In this module, you evaluate the performance of your model on unseen data.

```python
def predict_and_evaluate(test_img_path, classifier):
    _, _, test_lines = crop_handwritten_region(test_img_path)
    test_features = [lbp_normalize(lbp_hist(lbp_get_result(line))) for line in split_lines(test_lines)]
    
    predictions = classifier.predict(test_features)
    return np.bincount(predictions).argmax()
```

## 5. Test Generation

Utilize the IAM dataset for generating test cases.

### Usage

1. Preprocess your images using `crop_handwritten_region` and `split_lines`.
2. Extract features using `lbp_get_result`, `lbp_hist`, and `lbp_normalize`.
3. Train your model using `train_knn`.
4. Predict and evaluate with `predict_and_evaluate`.

---

## Additional Resources

- [OpenCV Documentation](https://docs.opencv.org/master/)
- [Scikit-learn KNN](https://scikit-learn.org/stable/modules/generated/sklearn.neighbors.KNeighborsClassifier.html)
- [Numpy Documentation](https://numpy.org/doc/stable/)
- [Matplotlib Examples](https://matplotlib.org/stable/gallery/index.html)
- [Understanding Image Thresholding](https://learnopencv.com/otsu-thresholding-with-opencv/)
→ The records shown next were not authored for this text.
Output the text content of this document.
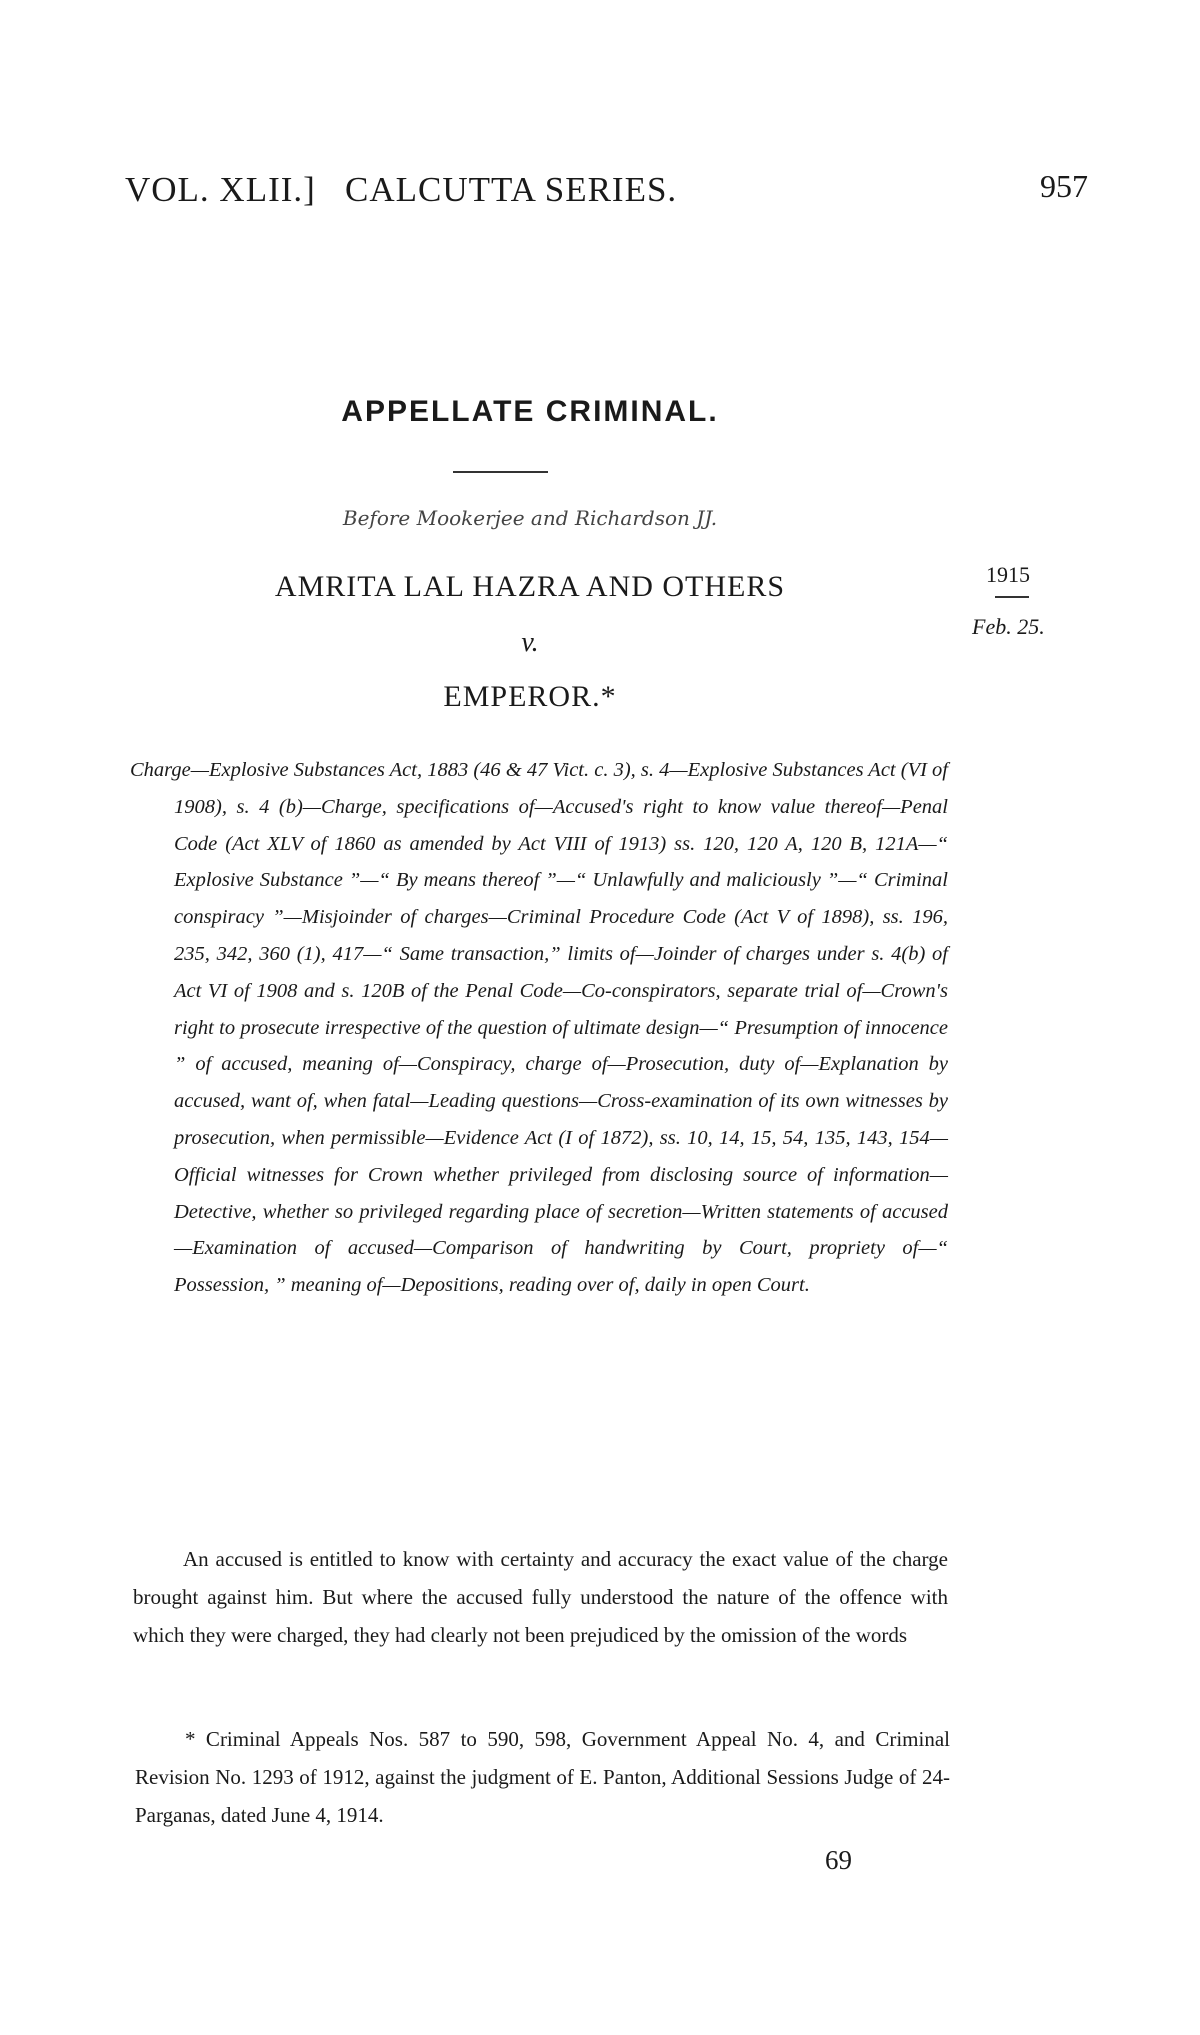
VOL. XLII.]   CALCUTTA SERIES.	957
APPELLATE CRIMINAL.
Before Mookerjee and Richardson JJ.
AMRITA LAL HAZRA AND OTHERS
v.
EMPEROR.*
1915
Feb. 25.
Charge—Explosive Substances Act, 1883 (46 & 47 Vict. c. 3), s. 4—Explosive Substances Act (VI of 1908), s. 4 (b)—Charge, specifications of—Accused's right to know value thereof—Penal Code (Act XLV of 1860 as amended by Act VIII of 1913) ss. 120, 120 A, 120 B, 121A—“ Explosive Substance ”—“ By means thereof ”—“ Unlawfully and maliciously ”—“ Criminal conspiracy ”—Misjoinder of charges—Criminal Procedure Code (Act V of 1898), ss. 196, 235, 342, 360 (1), 417—“ Same transaction,” limits of—Joinder of charges under s. 4(b) of Act VI of 1908 and s. 120B of the Penal Code—Co-conspirators, separate trial of—Crown's right to prosecute irrespective of the question of ultimate design—“ Presumption of innocence ” of accused, meaning of—Conspiracy, charge of—Prosecution, duty of—Explanation by accused, want of, when fatal—Leading questions—Cross-examination of its own witnesses by prosecution, when permissible—Evidence Act (I of 1872), ss. 10, 14, 15, 54, 135, 143, 154—Official witnesses for Crown whether privileged from disclosing source of information—Detective, whether so privileged regarding place of secretion—Written statements of accused—Examination of accused—Comparison of handwriting by Court, propriety of—“ Possession, ” meaning of—Depositions, reading over of, daily in open Court.
An accused is entitled to know with certainty and accuracy the exact value of the charge brought against him. But where the accused fully understood the nature of the offence with which they were charged, they had clearly not been prejudiced by the omission of the words
* Criminal Appeals Nos. 587 to 590, 598, Government Appeal No. 4, and Criminal Revision No. 1293 of 1912, against the judgment of E. Panton, Additional Sessions Judge of 24-Parganas, dated June 4, 1914.
69
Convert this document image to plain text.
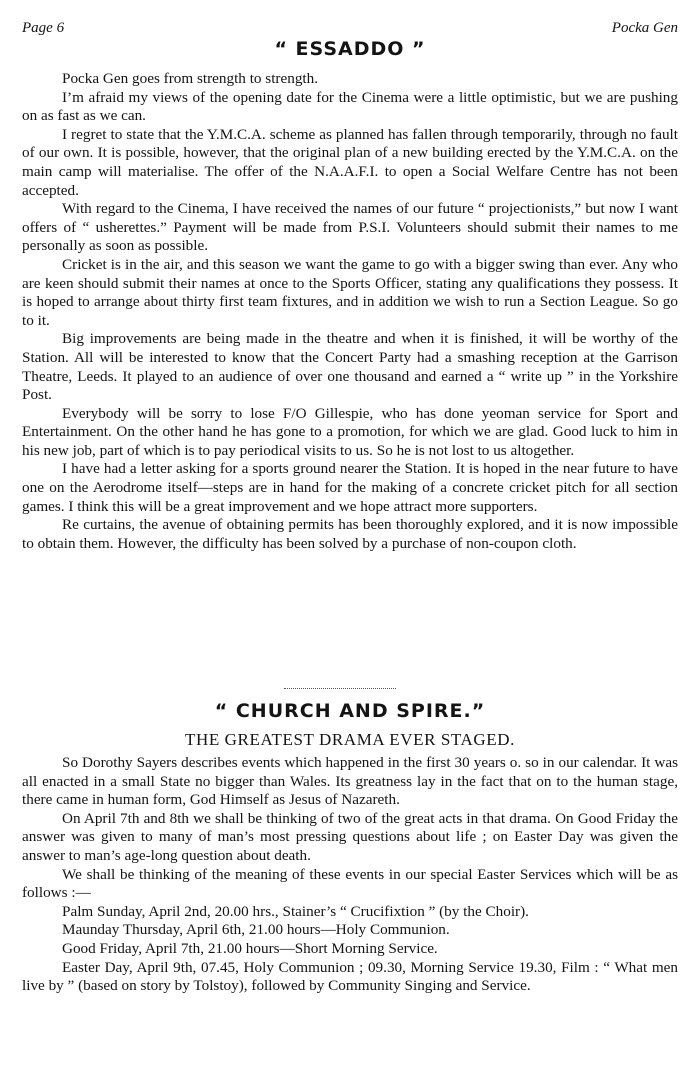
Page 6	Pocka Gen
“ ESSADDO ”

Pocka Gen goes from strength to strength.

I’m afraid my views of the opening date for the Cinema were a little optimistic, but we are pushing on as fast as we can.

I regret to state that the Y.M.C.A. scheme as planned has fallen through temporarily, through no fault of our own. It is possible, however, that the original plan of a new building erected by the Y.M.C.A. on the main camp will materialise. The offer of the N.A.A.F.I. to open a Social Welfare Centre has not been accepted.

With regard to the Cinema, I have received the names of our future “ projectionists,” but now I want offers of “ usherettes.” Payment will be made from P.S.I. Volunteers should submit their names to me personally as soon as possible.

Cricket is in the air, and this season we want the game to go with a bigger swing than ever. Any who are keen should submit their names at once to the Sports Officer, stating any qualifications they possess. It is hoped to arrange about thirty first team fixtures, and in addition we wish to run a Section League. So go to it.

Big improvements are being made in the theatre and when it is finished, it will be worthy of the Station. All will be interested to know that the Concert Party had a smashing reception at the Garrison Theatre, Leeds. It played to an audience of over one thousand and earned a “ write up ” in the Yorkshire Post.

Everybody will be sorry to lose F/O Gillespie, who has done yeoman service for Sport and Entertainment. On the other hand he has gone to a promotion, for which we are glad. Good luck to him in his new job, part of which is to pay periodical visits to us. So he is not lost to us altogether.

I have had a letter asking for a sports ground nearer the Station. It is hoped in the near future to have one on the Aerodrome itself—steps are in hand for the making of a concrete cricket pitch for all section games. I think this will be a great improvement and we hope attract more supporters.

Re curtains, the avenue of obtaining permits has been thoroughly explored, and it is now impossible to obtain them. However, the difficulty has been solved by a purchase of non-coupon cloth.

“ CHURCH AND SPIRE.”
THE GREATEST DRAMA EVER STAGED.

So Dorothy Sayers describes events which happened in the first 30 years o. so in our calendar. It was all enacted in a small State no bigger than Wales. Its greatness lay in the fact that on to the human stage, there came in human form, God Himself as Jesus of Nazareth.

On April 7th and 8th we shall be thinking of two of the great acts in that drama. On Good Friday the answer was given to many of man’s most pressing questions about life ; on Easter Day was given the answer to man’s age-long question about death.

We shall be thinking of the meaning of these events in our special Easter Services which will be as follows :—

Palm Sunday, April 2nd, 20.00 hrs., Stainer’s “ Crucifixtion ” (by the Choir).

Maunday Thursday, April 6th, 21.00 hours—Holy Communion.

Good Friday, April 7th, 21.00 hours—Short Morning Service.

Easter Day, April 9th, 07.45, Holy Communion ; 09.30, Morning Service 19.30, Film : “ What men live by ” (based on story by Tolstoy), followed by Community Singing and Service.
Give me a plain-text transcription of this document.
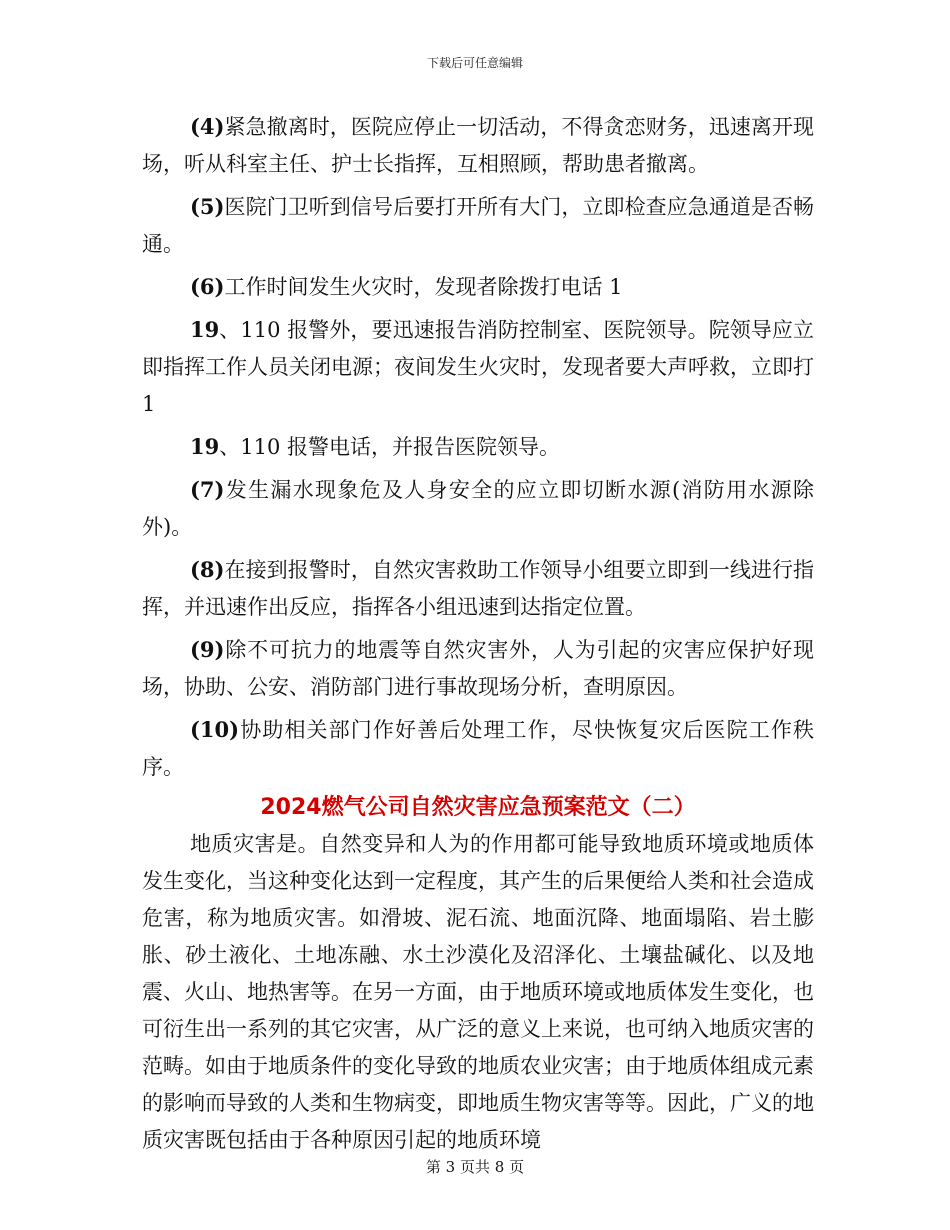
下载后可任意编辑

(4)紧急撤离时，医院应停止一切活动，不得贪恋财务，迅速离开现场，听从科室主任、护士长指挥，互相照顾，帮助患者撤离。

(5)医院门卫听到信号后要打开所有大门，立即检查应急通道是否畅通。

(6)工作时间发生火灾时，发现者除拨打电话 1

19、110 报警外，要迅速报告消防控制室、医院领导。院领导应立即指挥工作人员关闭电源；夜间发生火灾时，发现者要大声呼救，立即打 1

19、110 报警电话，并报告医院领导。

(7)发生漏水现象危及人身安全的应立即切断水源(消防用水源除外)。

(8)在接到报警时，自然灾害救助工作领导小组要立即到一线进行指挥，并迅速作出反应，指挥各小组迅速到达指定位置。

(9)除不可抗力的地震等自然灾害外，人为引起的灾害应保护好现场，协助、公安、消防部门进行事故现场分析，查明原因。

(10)协助相关部门作好善后处理工作，尽快恢复灾后医院工作秩序。

2024燃气公司自然灾害应急预案范文（二）

地质灾害是。自然变异和人为的作用都可能导致地质环境或地质体发生变化，当这种变化达到一定程度，其产生的后果便给人类和社会造成危害，称为地质灾害。如滑坡、泥石流、地面沉降、地面塌陷、岩土膨胀、砂土液化、土地冻融、水土沙漠化及沼泽化、土壤盐碱化、以及地震、火山、地热害等。在另一方面，由于地质环境或地质体发生变化，也可衍生出一系列的其它灾害，从广泛的意义上来说，也可纳入地质灾害的范畴。如由于地质条件的变化导致的地质农业灾害；由于地质体组成元素的影响而导致的人类和生物病变，即地质生物灾害等等。因此，广义的地质灾害既包括由于各种原因引起的地质环境

第 3 页共 8 页
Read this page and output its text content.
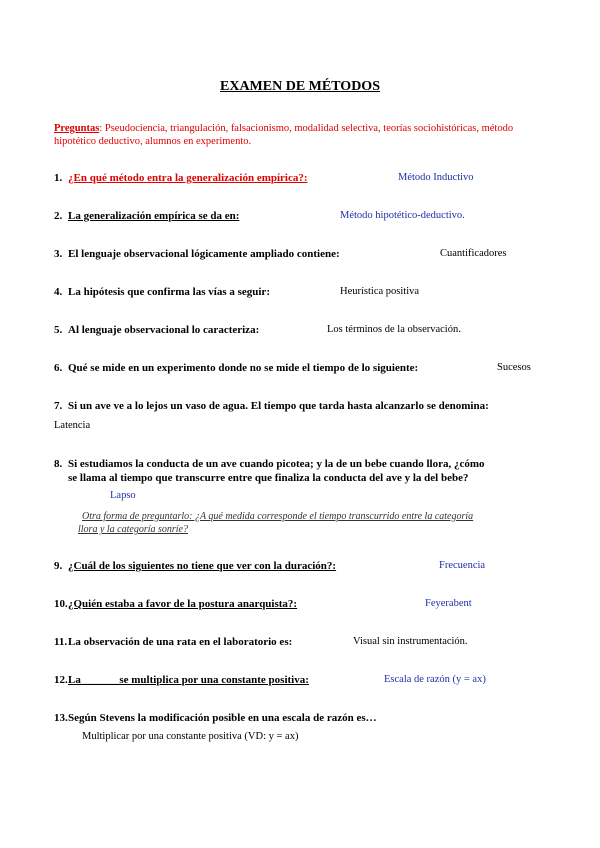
EXAMEN DE MÉTODOS
Preguntas: Pseudociencia, triangulación, falsacionismo, modalidad selectiva, teorías sociohistóricas, método hipotético deductivo, alumnos en experimento.
1. ¿En qué método entra la generalización empírica?:	Método Inductivo
2. La generalización empírica se da en:	Método hipotético-deductivo.
3. El lenguaje observacional lógicamente ampliado contiene:	Cuantificadores
4. La hipótesis que confirma las vías a seguir:	Heurística positiva
5. Al lenguaje observacional lo caracteriza:	Los términos de la observación.
6. Qué se mide en un experimento donde no se mide el tiempo de lo siguiente:	Sucesos
7. Si un ave ve a lo lejos un vaso de agua. El tiempo que tarda hasta alcanzarlo se denomina:
Latencia
8. Si estudiamos la conducta de un ave cuando picotea; y la de un bebe cuando llora, ¿cómo
se llama al tiempo que transcurre entre que finaliza la conducta del ave y la del bebe?
Lapso
Otra forma de preguntarlo: ¿A qué medida corresponde el tiempo transcurrido entre la categoría
llora y la categoría sonríe?
9. ¿Cuál de los siguientes no tiene que ver con la duración?:	Frecuencia
10. ¿Quién estaba a favor de la postura anarquista?:	Feyerabent
11. La observación de una rata en el laboratorio es:	Visual sin instrumentación.
12. La_______se multiplica por una constante positiva:	Escala de razón (y = ax)
13. Según Stevens la modificación posible en una escala de razón es…
Multiplicar por una constante positiva (VD: y = ax)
Feel free to search these terms in Google for more information:

- "Local Binary Patterns"
- "Image Contouring in OpenCV"
- "Histograms in Image Processing"
- "K-Nearest Neighbors Algorithm"
- "Image Preprocessing Techniques"

---

This workbook provides a structured approach to building a Writer Identification System using classical machine learning techniques in Python. Ensure to fill in the missing parts and understand each step to get the most out of this exercise!